Over the years I realized a very simple, but also a fundamental principle about being a better software engineer - understanding what’s happening one level below. With level I mean any level of abstraction you operate, for example HTTP API for a Front-end engineer, JVM and its internals for an enterprise Java developer, etc.

It sounds like an obvious suggestion, but it’s actually very useful to apply this principle to any new feature you’re going to work on.

A few real-life examples Link to this heading

Imagine you need to write data from Kafka to Redshift. Standard implementation would involve reading messages from Kafka, writing files to S3, optionally running some compaction jobs and then finally using COPY command that Redshift provides. There is some complexity involved and the latency will be relatively high, but it’s a robust design.

Now, a colleague of yours heard something about importing data to Redshift using streaming, but only Kinesis is supported. Still, sounds cool: probably low-latency streaming and straightforward implementation, “just” (😉) need to send data from Kafka to Kinesis.

So, let’s go one level below. Unfortunately, there is no magic: Kinesis-to-Redshift streaming uses S3 and COPY command too! So we may as well use it directly with Kafka (since I also discovered a well-tuned S3 & COPY implementation in our task scheduling system). We saved a bunch of time (reliable Kafka to Kinesis streaming is not a very easy thing to do) and probably found the right approach just by analyzing what’s going on below.

Another example - container scheduling.

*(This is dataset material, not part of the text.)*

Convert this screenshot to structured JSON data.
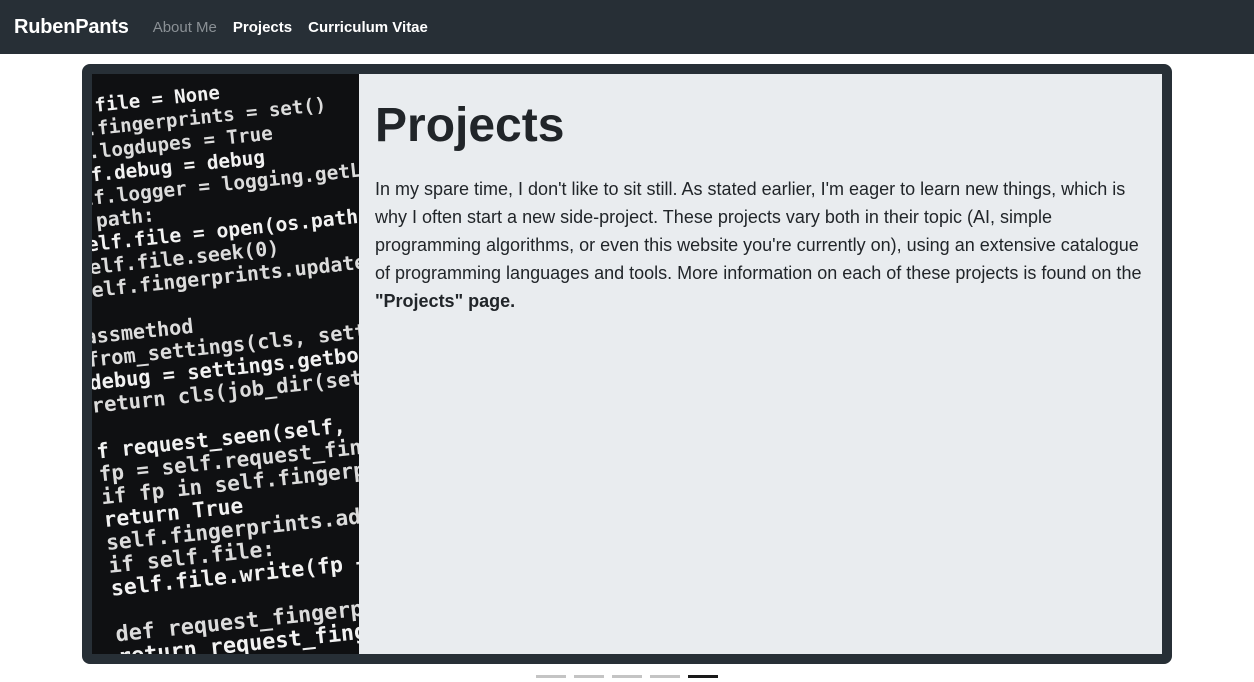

Containers promise resource isolation, so we should be able to just run a bunch of them in a cluster and not worry about the runtime at all. But in practice, scheduling MySQL, Elasticsearch and a few heavy Java application containers to run on the same node/vm may be a bad idea (of course, depending on its size). You actually need to understand affinity settings, proper isolation configuration and etc. to make it work in a large-scale production environment.

Learning to learn Link to this heading

And how do you find time to learn all this underlying tech? Aside from standard learning & development activities (conferences, training, lunch & learns, book clubs, etc.), discovering important concepts one level below and making rational decisions should come naturally (and be included in the estimates!) if you have a healthy team culture and a proper project management setup. It is really important if you want to deliver high-quality solutions!